Inoussa Maïga | October 11, 2010
Saïdou Ouedrago is a farmer in Koualga, a village in southern Burkina Faso. He is a happy man. His wheat fields promise a good harvest this year.
Burkina Faso is preparing to mark World Food Day 2010 on October 16. Gourcy, a town in the north, will host the event this year. Mr. Ouedrago says, “It’s a difficult thing to commemorate as the price surges in 2007 and 2008 made food insecurity worse in developing countries, particularly Burkina Faso.”
Last year, the UN Food and Agriculture Organization noted that there were one billion hungry people worldwide. The figure hit the billion mark in 2009 partly because of soaring food prices and the financial crisis. FAO recently announced a new estimate of 925 million.

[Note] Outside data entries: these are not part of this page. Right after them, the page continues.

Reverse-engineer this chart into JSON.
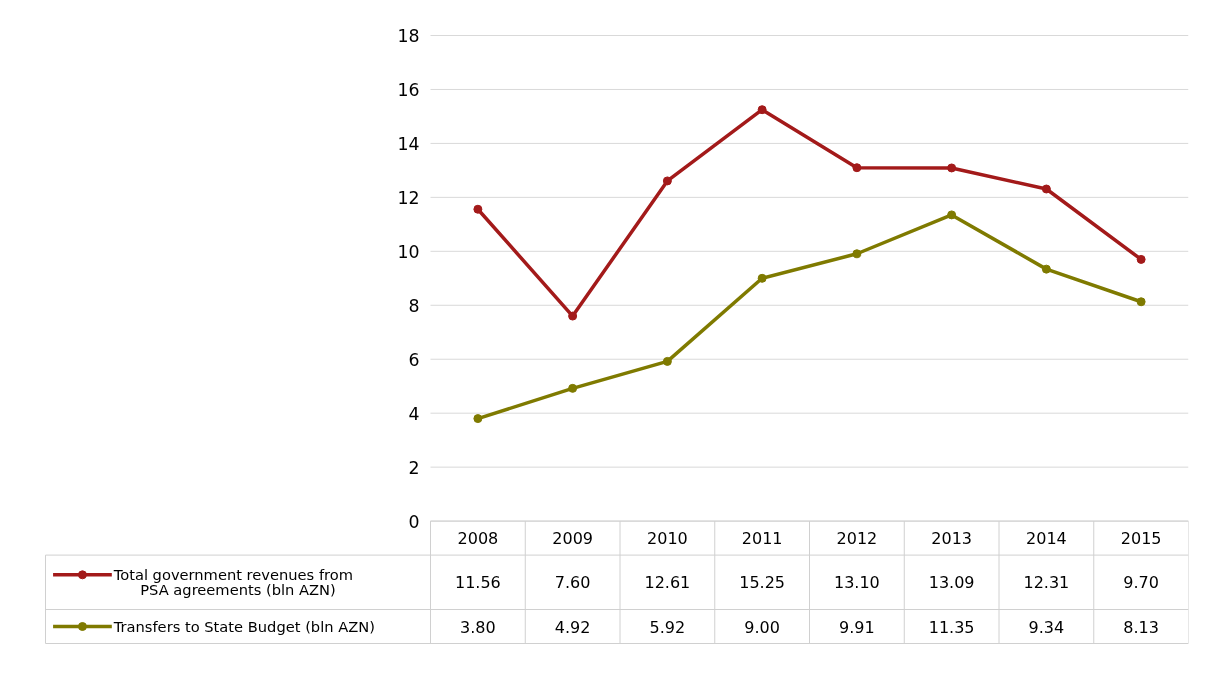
{
  "chart_data": {
    "type": "line",
    "categories": [
      "2008",
      "2009",
      "2010",
      "2011",
      "2012",
      "2013",
      "2014",
      "2015"
    ],
    "series": [
      {
        "name": "Total government revenues from PSA agreements (bln AZN)",
        "color": "#a31a1a",
        "values": [
          11.56,
          7.6,
          12.61,
          15.25,
          13.1,
          13.09,
          12.31,
          9.7
        ],
        "value_labels": [
          "11.56",
          "7.60",
          "12.61",
          "15.25",
          "13.10",
          "13.09",
          "12.31",
          "9.70"
        ]
      },
      {
        "name": "Transfers to State Budget (bln AZN)",
        "color": "#7f7a00",
        "values": [
          3.8,
          4.92,
          5.92,
          9.0,
          9.91,
          11.35,
          9.34,
          8.13
        ],
        "value_labels": [
          "3.80",
          "4.92",
          "5.92",
          "9.00",
          "9.91",
          "11.35",
          "9.34",
          "8.13"
        ]
      }
    ],
    "ylim": [
      0,
      18
    ],
    "yticks": [
      0,
      2,
      4,
      6,
      8,
      10,
      12,
      14,
      16,
      18
    ],
    "grid": "y",
    "marker": "circle",
    "line_style": "solid",
    "legend": "bottom"
  }
}
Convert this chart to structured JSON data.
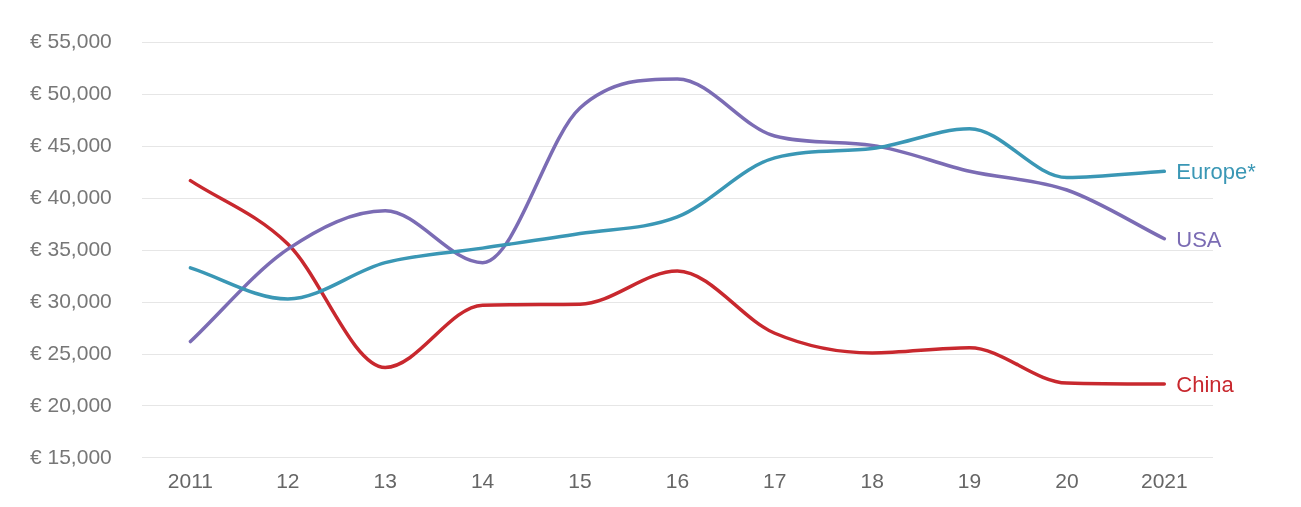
{
  "chart_data": {
    "type": "line",
    "categories": [
      "2011",
      "12",
      "13",
      "14",
      "15",
      "16",
      "17",
      "18",
      "19",
      "20",
      "2021"
    ],
    "series": [
      {
        "name": "Europe*",
        "color": "#3a97b5",
        "values": [
          33300,
          30300,
          33800,
          35200,
          36600,
          38200,
          43900,
          44800,
          46700,
          42000,
          42600
        ]
      },
      {
        "name": "USA",
        "color": "#7b6cb4",
        "values": [
          26200,
          35100,
          38800,
          33800,
          48700,
          51500,
          46000,
          45100,
          42600,
          40800,
          36100
        ]
      },
      {
        "name": "China",
        "color": "#c8282e",
        "values": [
          41700,
          35600,
          23700,
          29700,
          29800,
          33000,
          27000,
          25100,
          25600,
          22200,
          22100
        ]
      }
    ],
    "ylim": [
      15000,
      55000
    ],
    "yticks": [
      {
        "value": 15000,
        "label": "€ 15,000"
      },
      {
        "value": 20000,
        "label": "€ 20,000"
      },
      {
        "value": 25000,
        "label": "€ 25,000"
      },
      {
        "value": 30000,
        "label": "€ 30,000"
      },
      {
        "value": 35000,
        "label": "€ 35,000"
      },
      {
        "value": 40000,
        "label": "€ 40,000"
      },
      {
        "value": 45000,
        "label": "€ 45,000"
      },
      {
        "value": 50000,
        "label": "€ 50,000"
      },
      {
        "value": 55000,
        "label": "€ 55,000"
      }
    ],
    "grid": "y",
    "legend": false,
    "marker": "none",
    "line_style": "solid"
  }
}
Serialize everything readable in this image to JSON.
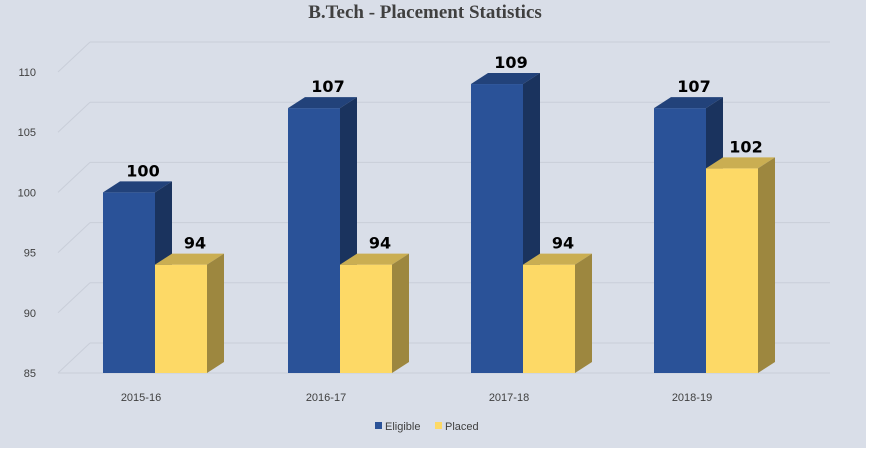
{
  "chart_data": {
    "type": "bar",
    "title": "B.Tech - Placement Statistics",
    "xlabel": "",
    "ylabel": "",
    "categories": [
      "2015-16",
      "2016-17",
      "2017-18",
      "2018-19"
    ],
    "series": [
      {
        "name": "Eligible",
        "values": [
          100,
          107,
          109,
          107
        ],
        "color": "#2a5298"
      },
      {
        "name": "Placed",
        "values": [
          94,
          94,
          94,
          102
        ],
        "color": "#fdd966"
      }
    ],
    "ylim": [
      85,
      110
    ],
    "yticks": [
      "85",
      "90",
      "95",
      "100",
      "105",
      "110"
    ],
    "grid": true,
    "three_d": true,
    "legend_position": "bottom",
    "data_labels": true
  }
}
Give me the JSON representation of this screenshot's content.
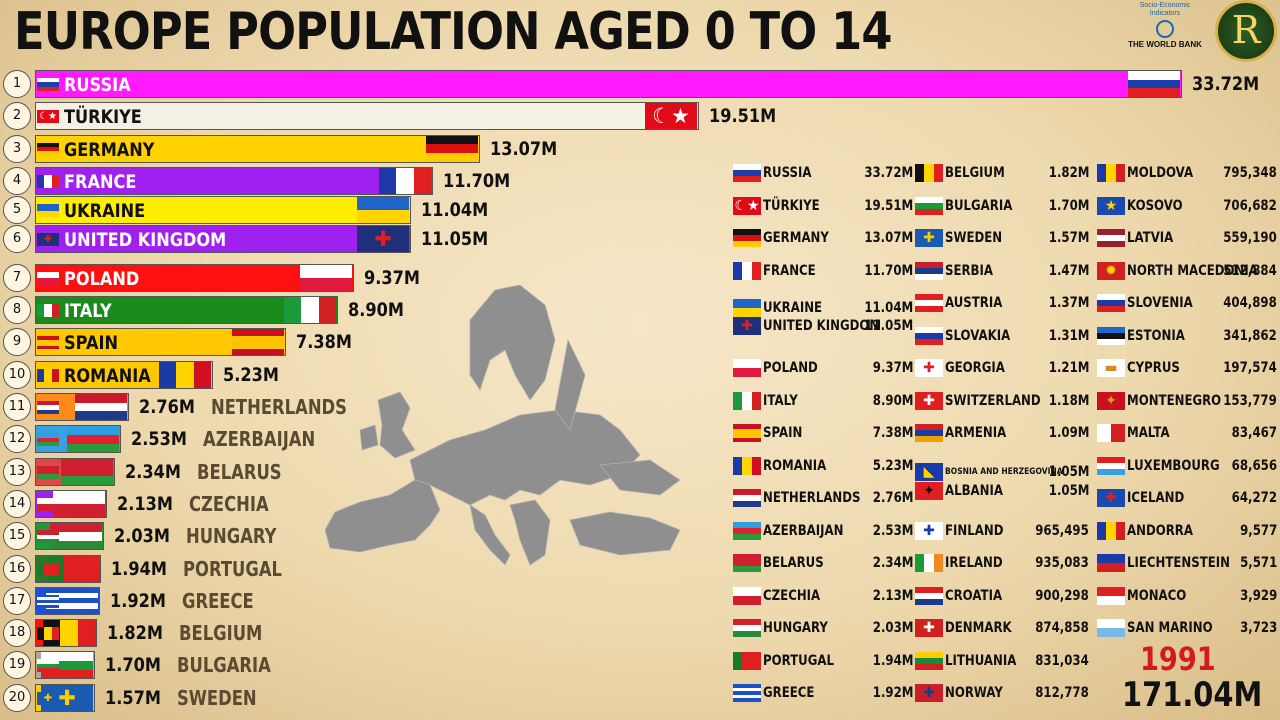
{
  "title": "EUROPE POPULATION  AGED 0 TO 14",
  "source_logo": {
    "line1": "Socio-Economic",
    "line2": "Indicators",
    "brand": "THE WORLD BANK"
  },
  "channel_logo": {
    "letter": "R"
  },
  "year": "1991",
  "total": "171.04M",
  "colors": {
    "year": "#d21c1c"
  },
  "chart_data": {
    "type": "bar",
    "orientation": "horizontal",
    "title": "EUROPE POPULATION  AGED 0 TO 14",
    "unit": "M",
    "bars": [
      {
        "rank": "1",
        "name": "RUSSIA",
        "value": 33.72,
        "label": "33.72M",
        "color": "#ff1aff",
        "flag": "russia"
      },
      {
        "rank": "2",
        "name": "TÜRKIYE",
        "value": 19.51,
        "label": "19.51M",
        "color": "#f5f0e4",
        "flag": "turkiye"
      },
      {
        "rank": "3",
        "name": "GERMANY",
        "value": 13.07,
        "label": "13.07M",
        "color": "#ffd200",
        "flag": "germany"
      },
      {
        "rank": "4",
        "name": "FRANCE",
        "value": 11.7,
        "label": "11.70M",
        "color": "#a020f0",
        "flag": "france"
      },
      {
        "rank": "5",
        "name": "UKRAINE",
        "value": 11.04,
        "label": "11.04M",
        "color": "#ffee00",
        "flag": "ukraine"
      },
      {
        "rank": "6",
        "name": "UNITED KINGDOM",
        "value": 11.05,
        "label": "11.05M",
        "color": "#a020f0",
        "flag": "uk"
      },
      {
        "rank": "7",
        "name": "POLAND",
        "value": 9.37,
        "label": "9.37M",
        "color": "#ff1010",
        "flag": "poland"
      },
      {
        "rank": "8",
        "name": "ITALY",
        "value": 8.9,
        "label": "8.90M",
        "color": "#1a8a1a",
        "flag": "italy"
      },
      {
        "rank": "9",
        "name": "SPAIN",
        "value": 7.38,
        "label": "7.38M",
        "color": "#ffc800",
        "flag": "spain"
      },
      {
        "rank": "10",
        "name": "ROMANIA",
        "value": 5.23,
        "label": "5.23M",
        "color": "#ffc800",
        "flag": "romania"
      },
      {
        "rank": "11",
        "name": "NETHERLANDS",
        "value": 2.76,
        "label": "2.76M",
        "color": "#ff8c1a",
        "flag": "netherlands"
      },
      {
        "rank": "12",
        "name": "AZERBAIJAN",
        "value": 2.53,
        "label": "2.53M",
        "color": "#3aa0e0",
        "flag": "azerbaijan"
      },
      {
        "rank": "13",
        "name": "BELARUS",
        "value": 2.34,
        "label": "2.34M",
        "color": "#e04848",
        "flag": "belarus"
      },
      {
        "rank": "14",
        "name": "CZECHIA",
        "value": 2.13,
        "label": "2.13M",
        "color": "#a020f0",
        "flag": "czechia"
      },
      {
        "rank": "15",
        "name": "HUNGARY",
        "value": 2.03,
        "label": "2.03M",
        "color": "#1a9a3a",
        "flag": "hungary"
      },
      {
        "rank": "16",
        "name": "PORTUGAL",
        "value": 1.94,
        "label": "1.94M",
        "color": "#2a7a2a",
        "flag": "portugal"
      },
      {
        "rank": "17",
        "name": "GREECE",
        "value": 1.92,
        "label": "1.92M",
        "color": "#1a50e0",
        "flag": "greece"
      },
      {
        "rank": "18",
        "name": "BELGIUM",
        "value": 1.82,
        "label": "1.82M",
        "color": "#ff1010",
        "flag": "belgium"
      },
      {
        "rank": "19",
        "name": "BULGARIA",
        "value": 1.7,
        "label": "1.70M",
        "color": "#aaa8a0",
        "flag": "bulgaria"
      },
      {
        "rank": "20",
        "name": "SWEDEN",
        "value": 1.57,
        "label": "1.57M",
        "color": "#ffcc00",
        "flag": "sweden"
      }
    ],
    "table": [
      [
        {
          "name": "RUSSIA",
          "value": "33.72M",
          "flag": "russia"
        },
        {
          "name": "TÜRKIYE",
          "value": "19.51M",
          "flag": "turkiye"
        },
        {
          "name": "GERMANY",
          "value": "13.07M",
          "flag": "germany"
        },
        {
          "name": "FRANCE",
          "value": "11.70M",
          "flag": "france"
        },
        {
          "name": "UKRAINE",
          "value": "11.04M",
          "flag": "ukraine"
        },
        {
          "name": "UNITED KINGDOM",
          "value": "11.05M",
          "flag": "uk"
        },
        {
          "name": "POLAND",
          "value": "9.37M",
          "flag": "poland"
        },
        {
          "name": "ITALY",
          "value": "8.90M",
          "flag": "italy"
        },
        {
          "name": "SPAIN",
          "value": "7.38M",
          "flag": "spain"
        },
        {
          "name": "ROMANIA",
          "value": "5.23M",
          "flag": "romania"
        },
        {
          "name": "NETHERLANDS",
          "value": "2.76M",
          "flag": "netherlands"
        },
        {
          "name": "AZERBAIJAN",
          "value": "2.53M",
          "flag": "azerbaijan"
        },
        {
          "name": "BELARUS",
          "value": "2.34M",
          "flag": "belarus"
        },
        {
          "name": "CZECHIA",
          "value": "2.13M",
          "flag": "czechia"
        },
        {
          "name": "HUNGARY",
          "value": "2.03M",
          "flag": "hungary"
        },
        {
          "name": "PORTUGAL",
          "value": "1.94M",
          "flag": "portugal"
        },
        {
          "name": "GREECE",
          "value": "1.92M",
          "flag": "greece"
        }
      ],
      [
        {
          "name": "BELGIUM",
          "value": "1.82M",
          "flag": "belgium"
        },
        {
          "name": "BULGARIA",
          "value": "1.70M",
          "flag": "bulgaria"
        },
        {
          "name": "SWEDEN",
          "value": "1.57M",
          "flag": "sweden"
        },
        {
          "name": "SERBIA",
          "value": "1.47M",
          "flag": "serbia"
        },
        {
          "name": "AUSTRIA",
          "value": "1.37M",
          "flag": "austria"
        },
        {
          "name": "SLOVAKIA",
          "value": "1.31M",
          "flag": "slovakia"
        },
        {
          "name": "GEORGIA",
          "value": "1.21M",
          "flag": "georgia"
        },
        {
          "name": "SWITZERLAND",
          "value": "1.18M",
          "flag": "switzerland"
        },
        {
          "name": "ARMENIA",
          "value": "1.09M",
          "flag": "armenia"
        },
        {
          "name": "BOSNIA AND HERZEGOVINA",
          "value": "1.05M",
          "flag": "bosnia"
        },
        {
          "name": "ALBANIA",
          "value": "1.05M",
          "flag": "albania"
        },
        {
          "name": "FINLAND",
          "value": "965,495",
          "flag": "finland"
        },
        {
          "name": "IRELAND",
          "value": "935,083",
          "flag": "ireland"
        },
        {
          "name": "CROATIA",
          "value": "900,298",
          "flag": "croatia"
        },
        {
          "name": "DENMARK",
          "value": "874,858",
          "flag": "denmark"
        },
        {
          "name": "LITHUANIA",
          "value": "831,034",
          "flag": "lithuania"
        },
        {
          "name": "NORWAY",
          "value": "812,778",
          "flag": "norway"
        }
      ],
      [
        {
          "name": "MOLDOVA",
          "value": "795,348",
          "flag": "moldova"
        },
        {
          "name": "KOSOVO",
          "value": "706,682",
          "flag": "kosovo"
        },
        {
          "name": "LATVIA",
          "value": "559,190",
          "flag": "latvia"
        },
        {
          "name": "NORTH MACEDONIA",
          "value": "512,884",
          "flag": "macedonia"
        },
        {
          "name": "SLOVENIA",
          "value": "404,898",
          "flag": "slovenia"
        },
        {
          "name": "ESTONIA",
          "value": "341,862",
          "flag": "estonia"
        },
        {
          "name": "CYPRUS",
          "value": "197,574",
          "flag": "cyprus"
        },
        {
          "name": "MONTENEGRO",
          "value": "153,779",
          "flag": "montenegro"
        },
        {
          "name": "MALTA",
          "value": "83,467",
          "flag": "malta"
        },
        {
          "name": "LUXEMBOURG",
          "value": "68,656",
          "flag": "luxembourg"
        },
        {
          "name": "ICELAND",
          "value": "64,272",
          "flag": "iceland"
        },
        {
          "name": "ANDORRA",
          "value": "9,577",
          "flag": "andorra"
        },
        {
          "name": "LIECHTENSTEIN",
          "value": "5,571",
          "flag": "liechtenstein"
        },
        {
          "name": "MONACO",
          "value": "3,929",
          "flag": "monaco"
        },
        {
          "name": "SAN MARINO",
          "value": "3,723",
          "flag": "sanmarino"
        }
      ]
    ]
  }
}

Though the number of hungry people is near an all time high, Mr. Ouedrago remains confident. He explains: “What is good is that agriculture is increasingly in the international agenda.”
Bakary Korgo is a grower in the Kou valley, and Souleymane Diabate farms in the Cascades region. Unlike Mr. Ouedrago, they were unaware of World Food Day. But they were delighted to learn about it. Mr. Korgo says, “If such a day exists, it’s a good thing because food is central to our everyday concerns.” Mr. Diabate adds: “To feed the growing population of Burkina Faso is a challenge we farmers are involved in.” He believes that it’s worthwhile to dedicate a day to food and the people who grow it.
Mr. Ouedrago, Mr. Korgo and Mr. Diabate are conscientious farmers. They support united efforts to beat hunger. Mr. Ouedrago insists, “To eat, our farmers must produce well. This day is an opportunity for us farmers to question our leaders about the challenges we face.” Mr. Korgo explains that he lacks current market information. And he cannot always get the agricultural inputs he needs to increase his yields. As a result, he does not make a lot of profit when he sells his products.
Mr. Diabate suggests, “Public institutions, civil society organizations and private individuals must work together to promote agriculture to eradicate hunger and [the] extreme poverty of our people.”
The Burkinabe government and international donors have renewed their commitment to increase investment in agriculture. Despite the difficulties they face, each of the three farmers is optimistic that their country will achieve food security.